Automated malware analysis: Mail server -> Cuckoo
Here’s something I threw together over a beer. Some real basic bash scripts to automatically submit anything that is quarantined by the mail server to my Cuckoo Sandbox instance for analysis.
I’m sure there are much more graceful ways to do this, but hey, it works:
Quarantine on the mail server is carried out by Amavisd, to /var/spool/amavisd/quarantine
.
Here’s the bash script to monitor the quarantine directory with inotify, unpack the attachment from the email and SCP the file to the Cuckoo box:
#!/bin/bash
inotifywait -me close_write /var/spool/amavisd/quarantine/ | while read dir ev file; do
echo "Sending ""$file"
mkdir "/home/overlord/UNPACKED_$file"
munpack -C "/home/overlord/UNPACKED_$file" "$dir$file"
cd /home/overlord/UNPACKED_$file
scp -r -P 2222 *.exe overlord@cuckoo.tribalchicken.net:/home/overlord/from_mail
done
Public/private key exchange is of course configured between the mail server and cuckoo box and appropriate firewall rules in place.
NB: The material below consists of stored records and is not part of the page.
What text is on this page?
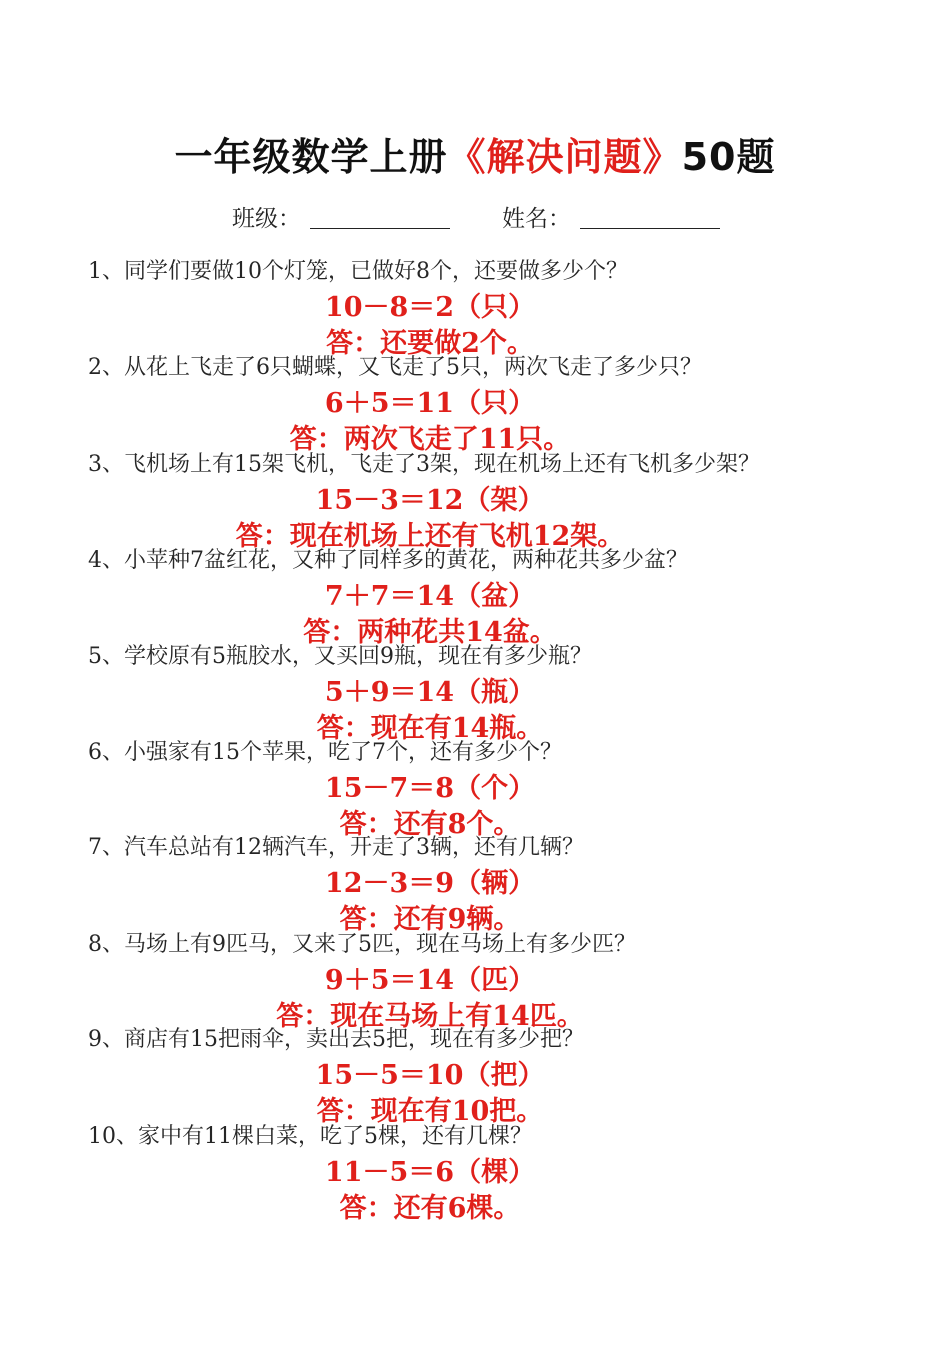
一年级数学上册《解决问题》50题
班级：	姓名：
1、同学们要做10个灯笼，已做好8个，还要做多少个？
10－8＝2（只）
答：还要做2个。
2、从花上飞走了6只蝴蝶，又飞走了5只，两次飞走了多少只？
6＋5＝11（只）
答：两次飞走了11只。
3、飞机场上有15架飞机，飞走了3架，现在机场上还有飞机多少架？
15－3＝12（架）
答：现在机场上还有飞机12架。
4、小苹种7盆红花，又种了同样多的黄花，两种花共多少盆？
7＋7＝14（盆）
答：两种花共14盆。
5、学校原有5瓶胶水，又买回9瓶，现在有多少瓶？
5＋9＝14（瓶）
答：现在有14瓶。
6、小强家有15个苹果，吃了7个，还有多少个？
15－7＝8（个）
答：还有8个。
7、汽车总站有12辆汽车，开走了3辆，还有几辆？
12－3＝9（辆）
答：还有9辆。
8、马场上有9匹马，又来了5匹，现在马场上有多少匹？
9＋5＝14（匹）
答：现在马场上有14匹。
9、商店有15把雨伞，卖出去5把，现在有多少把？
15－5＝10（把）
答：现在有10把。
10、家中有11棵白菜，吃了5棵，还有几棵？
11－5＝6（棵）
答：还有6棵。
Here’s pretty much the same thing, but on the cuckoo box, waiting for the file to arrive:
#!/bin/bash
## NOTE: Monitoring for 'close_write' event to avoid submitting partial files to cuckoo
inotifywait -me close_write ~/from_mail/ | while read dir ev file; do
echo "Submitting ""$file to Cuckoo..."
python ~/cuckoo/utils/submit.py $dir$file
done
So lets see if it works, by sending a dodgy file to myself (Ignore discrepancies in the message ID, screenshots are from different test runs):
Oops, the content-filter found it (Either matched a ClamAV sig or listed as a ‘banned’ file… in this case banned (ClamAV thinks it’s clean)):
The mail server dumps it in the quarantine dir, so the script picks it up and shoots it off to the Cuckoo box:
Cuckoo box sees it and submits to Cuckoo:
Success! Cuckoo analyses the binary:
As I said, just a throw-together. I’m sure I will refine it at some point in the future.